Because of the neighbour’s complaint she got a citronella anti-bark collar but she has promised never to use that again as it would make her absence even more scary. To a dog whose most acute sense is that of smell, this would be like someone shining such a bright light into our eyes that we were temporarily blinded.
The only real way to solve the problem is to work on the cause – Oscars feelings; supression is guaranteed to make him feel a lot worse.

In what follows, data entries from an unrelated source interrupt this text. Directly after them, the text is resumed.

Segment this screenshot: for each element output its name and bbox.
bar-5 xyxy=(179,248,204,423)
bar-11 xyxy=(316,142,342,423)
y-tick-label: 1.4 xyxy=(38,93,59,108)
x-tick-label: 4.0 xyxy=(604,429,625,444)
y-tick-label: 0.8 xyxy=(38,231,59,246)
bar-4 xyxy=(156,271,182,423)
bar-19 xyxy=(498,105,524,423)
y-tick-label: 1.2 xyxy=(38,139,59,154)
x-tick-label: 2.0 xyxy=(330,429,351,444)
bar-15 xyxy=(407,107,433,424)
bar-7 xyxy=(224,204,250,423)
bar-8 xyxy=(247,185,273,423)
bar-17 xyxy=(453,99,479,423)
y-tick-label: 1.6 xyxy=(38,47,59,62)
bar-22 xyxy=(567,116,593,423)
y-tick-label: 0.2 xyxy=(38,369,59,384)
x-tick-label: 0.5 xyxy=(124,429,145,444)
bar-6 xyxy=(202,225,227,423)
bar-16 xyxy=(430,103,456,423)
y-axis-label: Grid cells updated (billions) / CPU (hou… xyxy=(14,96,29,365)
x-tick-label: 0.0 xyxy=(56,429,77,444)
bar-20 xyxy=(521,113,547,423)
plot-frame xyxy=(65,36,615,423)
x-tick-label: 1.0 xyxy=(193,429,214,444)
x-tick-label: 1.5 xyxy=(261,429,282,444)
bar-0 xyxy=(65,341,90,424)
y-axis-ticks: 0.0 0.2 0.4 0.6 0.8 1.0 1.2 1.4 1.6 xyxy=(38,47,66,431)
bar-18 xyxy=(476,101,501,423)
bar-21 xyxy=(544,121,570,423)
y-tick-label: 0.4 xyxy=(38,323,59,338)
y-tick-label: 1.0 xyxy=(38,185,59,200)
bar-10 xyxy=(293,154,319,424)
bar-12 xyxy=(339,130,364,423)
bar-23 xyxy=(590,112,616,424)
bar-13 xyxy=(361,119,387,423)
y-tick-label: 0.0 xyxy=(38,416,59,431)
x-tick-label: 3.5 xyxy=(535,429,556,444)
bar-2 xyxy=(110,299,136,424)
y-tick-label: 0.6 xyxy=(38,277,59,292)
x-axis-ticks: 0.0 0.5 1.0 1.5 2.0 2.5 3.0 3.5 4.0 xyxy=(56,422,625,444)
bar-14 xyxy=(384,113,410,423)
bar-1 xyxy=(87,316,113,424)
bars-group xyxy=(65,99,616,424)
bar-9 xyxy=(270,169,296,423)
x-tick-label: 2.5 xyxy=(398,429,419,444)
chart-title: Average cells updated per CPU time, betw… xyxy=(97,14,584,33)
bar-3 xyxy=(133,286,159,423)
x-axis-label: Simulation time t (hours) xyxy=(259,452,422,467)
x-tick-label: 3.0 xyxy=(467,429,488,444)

Fortunately the young lady is at home just now and she has a determined nature and will be taking it one step at a time, starting by shutting him behind the gate at the sitting room door, turning around, walking a couple steps away and then going back in again. Every time she goes out through the gate she will say ‘Back Soon’ and give the dog a treat. Every time she comes back in she will make it very boring by ignoring him. With baby steps she will eventually go out of sight, and then out of the front door briefly.
We want him to associate her departures with good stuff (not the torture of citronella) and to learn that however long she is away she always returns.
Possibly he is missing the crate – we are going to try that too because a crate can be a sort of safe den to dogs that are crate-trained from puppies. There are some other day to day things the young lady can do to increase Oscar’s confidence in her and to help him over his fears when he is on lead.
In a recent programme on Channel 4, The Secret Lives of Dogs, they proved by filming a number of dogs that about 80% of dogs suffer separation issues. They are left alone all day and their owners aren’t even aware of their suffering because many are silent and don’t do any damage. They may spend all day pacing and quietly crying, and nobody knows. Here is a short summary of the programme: http://www.youtube.com/watch?v=4NUFyMNK8oE
We bred dogs to work for us or to be our companions, and now in modern life we go out to work and leave them alone – ill-prepared.